For almost five decades at USC, Jean Chen Shih has excelled at research and in teaching. She says the groundbreaking legislation is as important now as it was 50 years ago.
When Jean Chen Shih interviewed for a faculty position at the USC Alfred E. Mann School of Pharmacy and Pharmaceutical Sciences in 1974, she was told there were 70 other applicants for the job and left campus feeling unsure about her chances. Shih was nearly nine months pregnant, but no one seemed to notice after two days of interviews and a seminar presentation.

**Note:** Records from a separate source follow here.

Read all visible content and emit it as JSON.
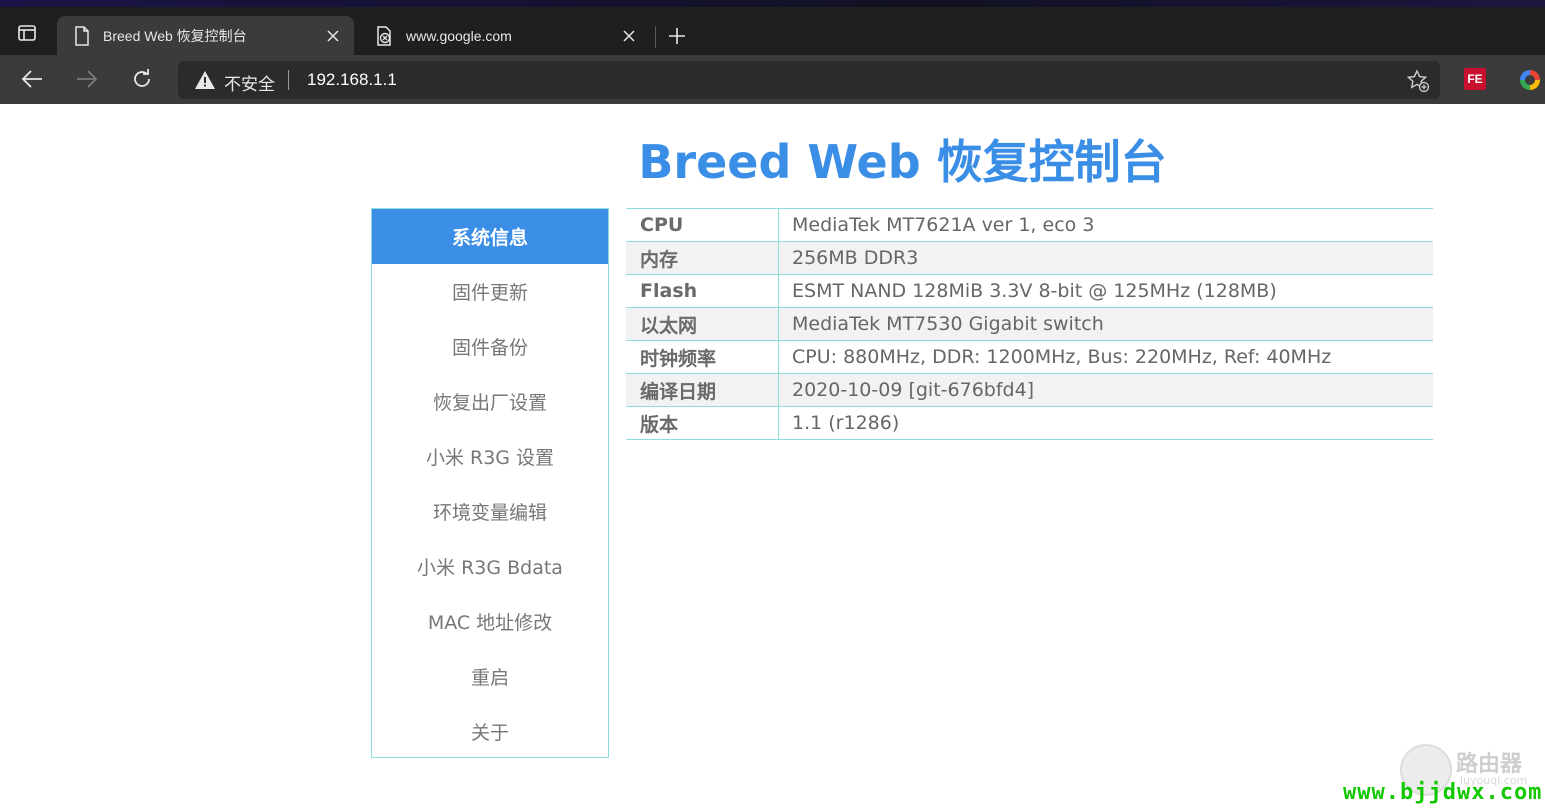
{
  "browser": {
    "tabs": [
      {
        "title": "Breed Web 恢复控制台",
        "active": true,
        "icon": "page-icon"
      },
      {
        "title": "www.google.com",
        "active": false,
        "icon": "blocked-page-icon"
      }
    ],
    "security_label": "不安全",
    "url": "192.168.1.1",
    "extensions": [
      {
        "name": "FE",
        "icon": "fe-helper-icon"
      },
      {
        "name": "",
        "icon": "color-picker-icon"
      }
    ]
  },
  "page": {
    "title": "Breed Web 恢复控制台",
    "accent_color": "#3a8ee6",
    "border_color": "#8fdede"
  },
  "nav": {
    "items": [
      {
        "label": "系统信息",
        "active": true
      },
      {
        "label": "固件更新",
        "active": false
      },
      {
        "label": "固件备份",
        "active": false
      },
      {
        "label": "恢复出厂设置",
        "active": false
      },
      {
        "label": "小米 R3G 设置",
        "active": false
      },
      {
        "label": "环境变量编辑",
        "active": false
      },
      {
        "label": "小米 R3G Bdata",
        "active": false
      },
      {
        "label": "MAC 地址修改",
        "active": false
      },
      {
        "label": "重启",
        "active": false
      },
      {
        "label": "关于",
        "active": false
      }
    ]
  },
  "info": {
    "rows": [
      {
        "key": "CPU",
        "value": "MediaTek MT7621A ver 1, eco 3"
      },
      {
        "key": "内存",
        "value": "256MB DDR3"
      },
      {
        "key": "Flash",
        "value": "ESMT NAND 128MiB 3.3V 8-bit @ 125MHz (128MB)"
      },
      {
        "key": "以太网",
        "value": "MediaTek MT7530 Gigabit switch"
      },
      {
        "key": "时钟频率",
        "value": "CPU: 880MHz, DDR: 1200MHz, Bus: 220MHz, Ref: 40MHz"
      },
      {
        "key": "编译日期",
        "value": "2020-10-09 [git-676bfd4]"
      },
      {
        "key": "版本",
        "value": "1.1 (r1286)"
      }
    ]
  },
  "watermark": {
    "brand": "路由器",
    "sub": "luyouqi.com",
    "url": "www.bjjdwx.com"
  }
}
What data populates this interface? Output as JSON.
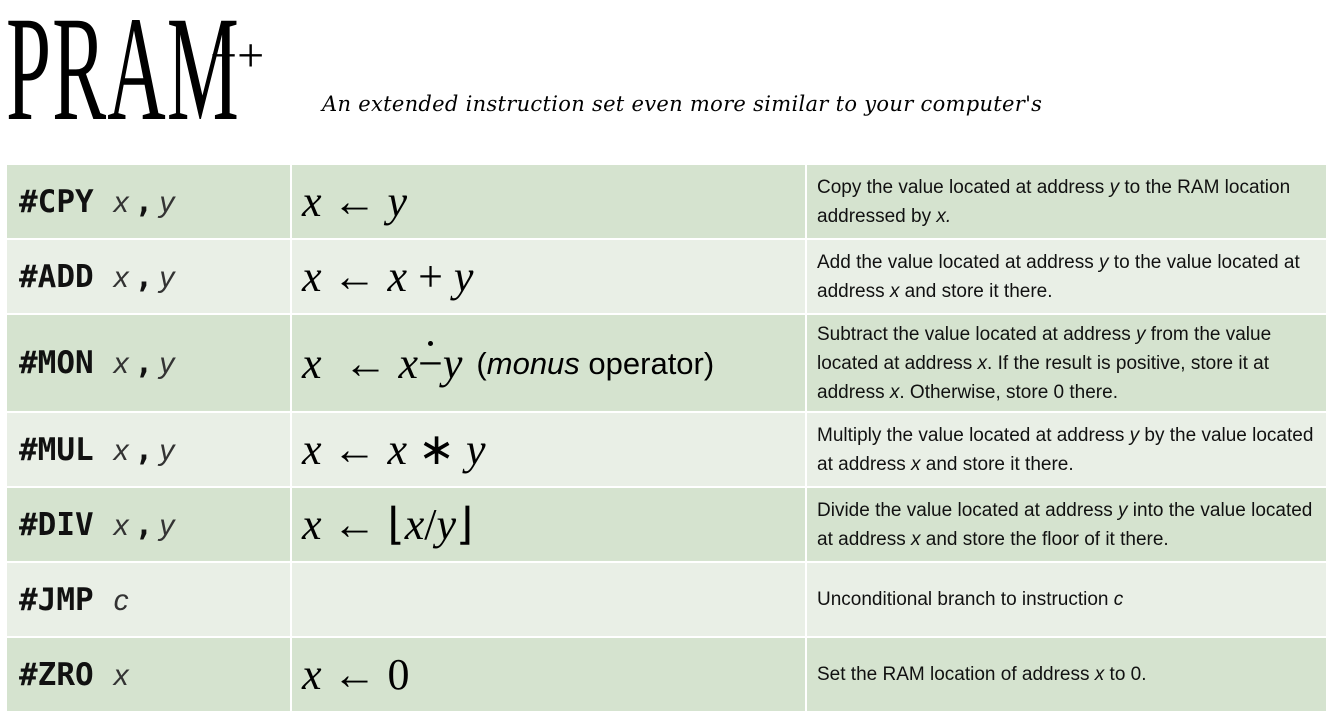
{
  "header": {
    "title": "PRAM",
    "title_superscript": "++",
    "subtitle": "An extended instruction set even more similar to your computer's"
  },
  "instructions": [
    {
      "opcode": "#CPY",
      "args": [
        "x",
        "y"
      ],
      "semantics": {
        "lhs": "x",
        "arrow": "←",
        "rhs": "y"
      },
      "description": [
        {
          "t": "Copy the value located at address "
        },
        {
          "t": "y",
          "i": true
        },
        {
          "t": " to the RAM location addressed by "
        },
        {
          "t": "x.",
          "i": true
        }
      ]
    },
    {
      "opcode": "#ADD",
      "args": [
        "x",
        "y"
      ],
      "semantics": {
        "lhs": "x",
        "arrow": "←",
        "rhs_a": "x",
        "op": "+",
        "rhs_b": "y"
      },
      "description": [
        {
          "t": "Add the value located at address "
        },
        {
          "t": "y",
          "i": true
        },
        {
          "t": " to the value located at address "
        },
        {
          "t": "x",
          "i": true
        },
        {
          "t": " and store it there."
        }
      ]
    },
    {
      "opcode": "#MON",
      "args": [
        "x",
        "y"
      ],
      "semantics": {
        "lhs": "x",
        "arrow": "←",
        "rhs_a": "x",
        "op": "−",
        "rhs_b": "y",
        "note_open": "(",
        "note_italic": "monus",
        "note_rest": " operator)"
      },
      "description": [
        {
          "t": "Subtract the value located at address "
        },
        {
          "t": "y",
          "i": true
        },
        {
          "t": " from the value located at address "
        },
        {
          "t": "x",
          "i": true
        },
        {
          "t": ". If the result is positive, store it at address "
        },
        {
          "t": "x",
          "i": true
        },
        {
          "t": ". Otherwise, store 0 there."
        }
      ]
    },
    {
      "opcode": "#MUL",
      "args": [
        "x",
        "y"
      ],
      "semantics": {
        "lhs": "x",
        "arrow": "←",
        "rhs_a": "x",
        "op": "∗",
        "rhs_b": "y"
      },
      "description": [
        {
          "t": "Multiply the value located at address "
        },
        {
          "t": "y",
          "i": true
        },
        {
          "t": " by the value located at address "
        },
        {
          "t": "x",
          "i": true
        },
        {
          "t": " and store it there."
        }
      ]
    },
    {
      "opcode": "#DIV",
      "args": [
        "x",
        "y"
      ],
      "semantics": {
        "lhs": "x",
        "arrow": "←",
        "lfloor": "⌊",
        "rhs_a": "x",
        "op": "/",
        "rhs_b": "y",
        "rfloor": "⌋"
      },
      "description": [
        {
          "t": "Divide the value located at address "
        },
        {
          "t": "y",
          "i": true
        },
        {
          "t": " into the value located at address "
        },
        {
          "t": "x",
          "i": true
        },
        {
          "t": " and store the floor of it there."
        }
      ]
    },
    {
      "opcode": "#JMP",
      "args": [
        "c"
      ],
      "semantics": {},
      "description": [
        {
          "t": "Unconditional branch to instruction "
        },
        {
          "t": "c",
          "i": true
        }
      ]
    },
    {
      "opcode": "#ZRO",
      "args": [
        "x"
      ],
      "semantics": {
        "lhs": "x",
        "arrow": "←",
        "rhs": "0"
      },
      "description": [
        {
          "t": "Set the RAM location of address "
        },
        {
          "t": "x",
          "i": true
        },
        {
          "t": " to 0."
        }
      ]
    }
  ]
}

Just days after giving birth to her second son, Shih received a call from a man congratulating her. She replied, “Thank you! It’s a boy!” After some confusion, Shih was surprised to discover she was not speaking with a family well-wisher but with the head of the USC search committee who was calling with an offer to join the faculty.
“He said, ‘I didn’t know you were about to deliver a baby,’” she recalled. “I didn’t know if it was an important issue and didn’t know what they thought about it.”

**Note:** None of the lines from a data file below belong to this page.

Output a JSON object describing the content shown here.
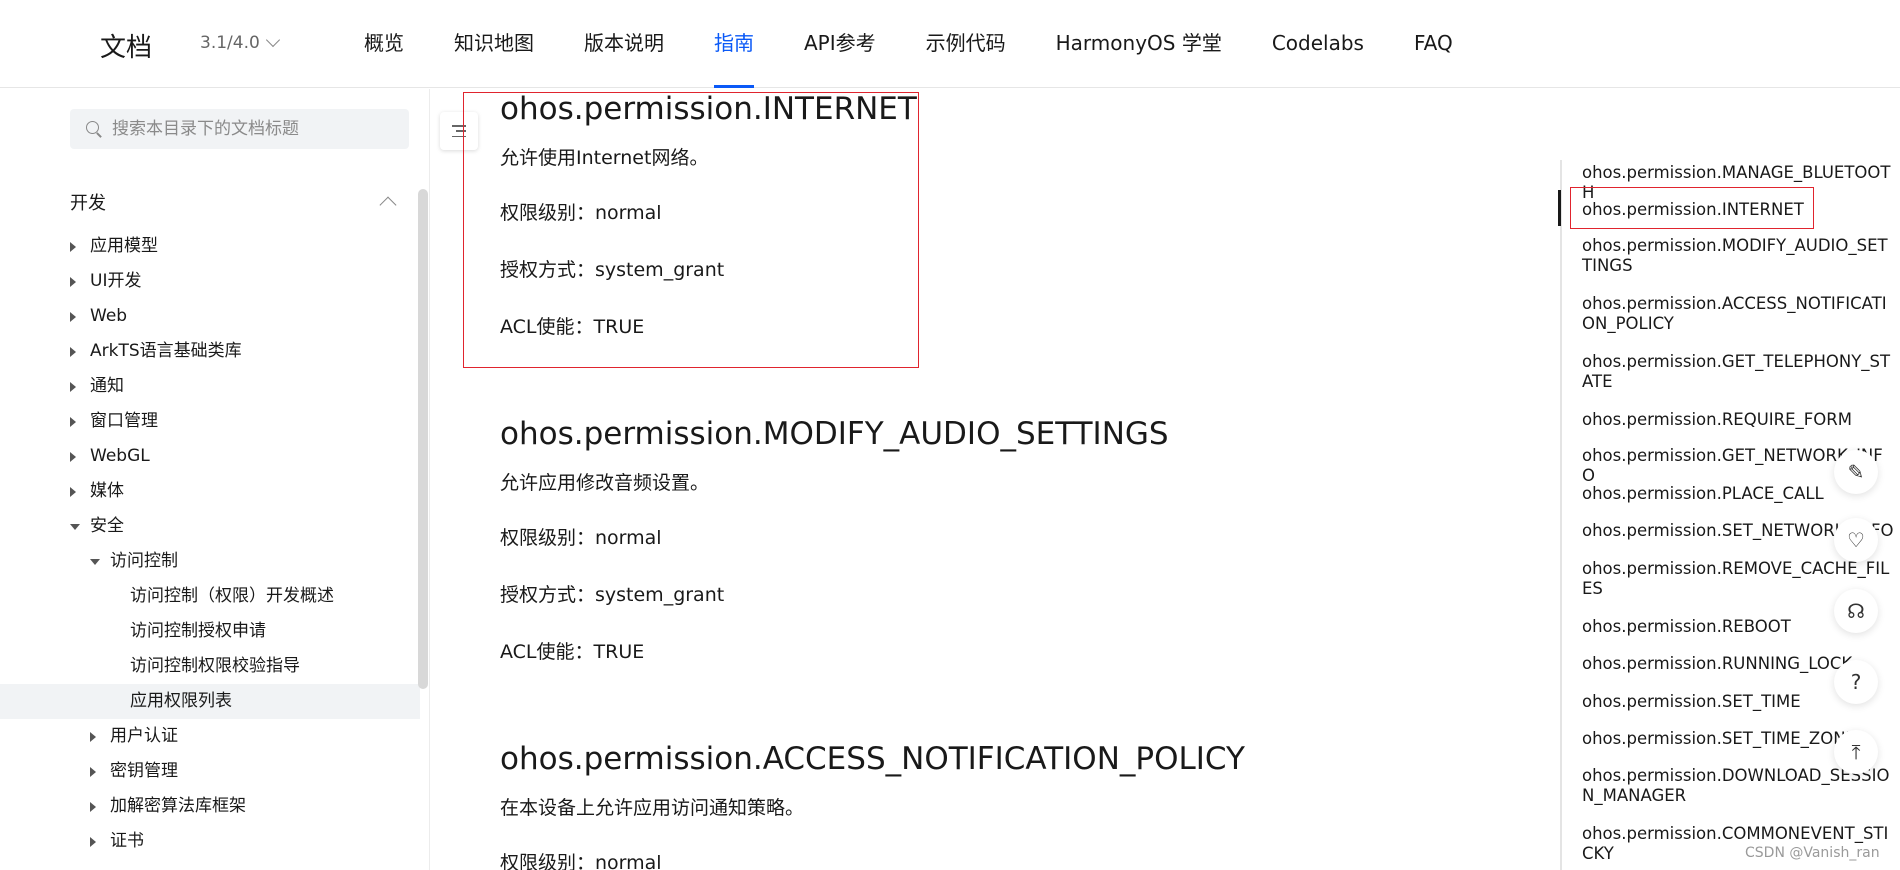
{
  "header": {
    "brand": "文档",
    "version": "3.1/4.0",
    "nav": [
      {
        "label": "概览",
        "active": false
      },
      {
        "label": "知识地图",
        "active": false
      },
      {
        "label": "版本说明",
        "active": false
      },
      {
        "label": "指南",
        "active": true
      },
      {
        "label": "API参考",
        "active": false
      },
      {
        "label": "示例代码",
        "active": false
      },
      {
        "label": "HarmonyOS 学堂",
        "active": false
      },
      {
        "label": "Codelabs",
        "active": false
      },
      {
        "label": "FAQ",
        "active": false
      }
    ]
  },
  "sidebar": {
    "search_placeholder": "搜索本目录下的文档标题",
    "section": "开发",
    "items": [
      {
        "label": "应用模型"
      },
      {
        "label": "UI开发"
      },
      {
        "label": "Web"
      },
      {
        "label": "ArkTS语言基础类库"
      },
      {
        "label": "通知"
      },
      {
        "label": "窗口管理"
      },
      {
        "label": "WebGL"
      },
      {
        "label": "媒体"
      },
      {
        "label": "安全"
      },
      {
        "label": "访问控制"
      },
      {
        "label": "访问控制（权限）开发概述"
      },
      {
        "label": "访问控制授权申请"
      },
      {
        "label": "访问控制权限校验指导"
      },
      {
        "label": "应用权限列表"
      },
      {
        "label": "用户认证"
      },
      {
        "label": "密钥管理"
      },
      {
        "label": "加解密算法库框架"
      },
      {
        "label": "证书"
      }
    ]
  },
  "content": {
    "permissions": [
      {
        "title": "ohos.permission.INTERNET",
        "desc": "允许使用Internet网络。",
        "level": "权限级别：normal",
        "grant": "授权方式：system_grant",
        "acl": "ACL使能：TRUE"
      },
      {
        "title": "ohos.permission.MODIFY_AUDIO_SETTINGS",
        "desc": "允许应用修改音频设置。",
        "level": "权限级别：normal",
        "grant": "授权方式：system_grant",
        "acl": "ACL使能：TRUE"
      },
      {
        "title": "ohos.permission.ACCESS_NOTIFICATION_POLICY",
        "desc": "在本设备上允许应用访问通知策略。",
        "level": "权限级别：normal"
      }
    ]
  },
  "toc": {
    "items": [
      "ohos.permission.MANAGE_BLUETOOTH",
      "ohos.permission.INTERNET",
      "ohos.permission.MODIFY_AUDIO_SETTINGS",
      "ohos.permission.ACCESS_NOTIFICATION_POLICY",
      "ohos.permission.GET_TELEPHONY_STATE",
      "ohos.permission.REQUIRE_FORM",
      "ohos.permission.GET_NETWORK_INFO",
      "ohos.permission.PLACE_CALL",
      "ohos.permission.SET_NETWORK_INFO",
      "ohos.permission.REMOVE_CACHE_FILES",
      "ohos.permission.REBOOT",
      "ohos.permission.RUNNING_LOCK",
      "ohos.permission.SET_TIME",
      "ohos.permission.SET_TIME_ZONE",
      "ohos.permission.DOWNLOAD_SESSION_MANAGER",
      "ohos.permission.COMMONEVENT_STICKY"
    ]
  },
  "watermark": "CSDN @Vanish_ran",
  "colors": {
    "accent": "#0a59f7",
    "highlight_border": "#e0242e"
  }
}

Shih didn’t ask; she just got to work. During her nearly five-decade career at USC, she has done groundbreaking scientific research and become a world leader in understanding the neurobiological and biochemical mechanisms behind such behaviors as aggression and anxiety. She is also developing cancer drugs with dual therapy and diagnosis functions.
She is a University Professor and holds the endowed Boyd P. and Elsie D. Welin Professor of Pharmaceutical Sciences chair. Her areas of expertise include brain development, autism spectrum disorder and repurposing antidepressants for brain cancer and prostate cancer.

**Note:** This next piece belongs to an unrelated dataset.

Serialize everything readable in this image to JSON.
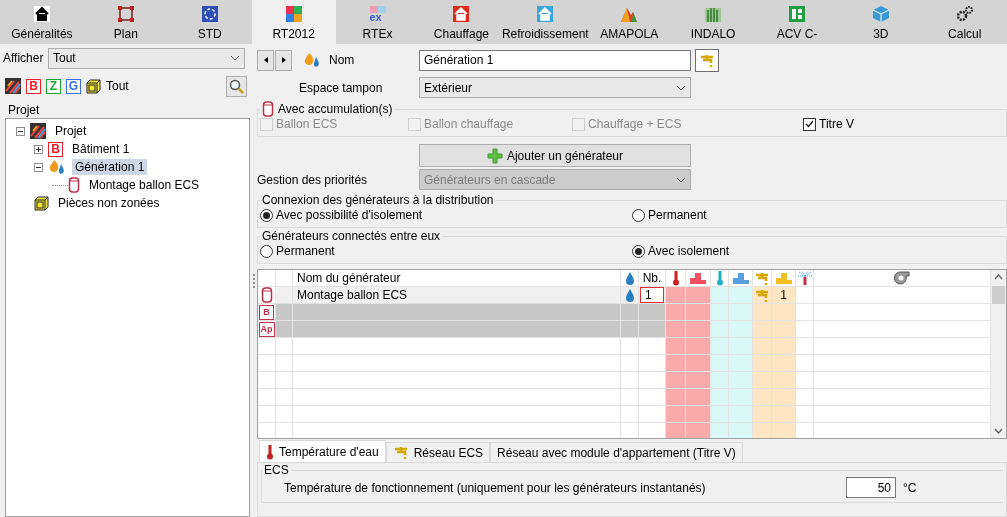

Shih’s many honors and accomplishments include two prestigious MERIT (Method to Extend Research in Time) Awards from the National Institutes of Health. Fewer than 1% of researchers who apply for federal funding are chosen to receive a MERIT Award, which provides five years of grant support with the option of an additional five years. She is the only faculty member to hold this honor in USC history. She is also the founding director of USC-Taiwan Center for Translational Research and past president of the Society of Chinese Bioscientists in America, a leader in global interdisciplinary and translational research.
Title IX trailblazer: Working twice as hard
Title IX had been signed into law just two years before Shih’s hiring at USC. The landmark law prohibits sex-based discrimination in any school or other educational program receiving funding from the federal government.
“Most women like me didn’t know what our rights were,” Shih said of her early days at USC. “When anything would happen to us that wasn’t fair, we just thought, ‘That’s the way it is.’”
The discrimination wasn’t obvious, but it was there.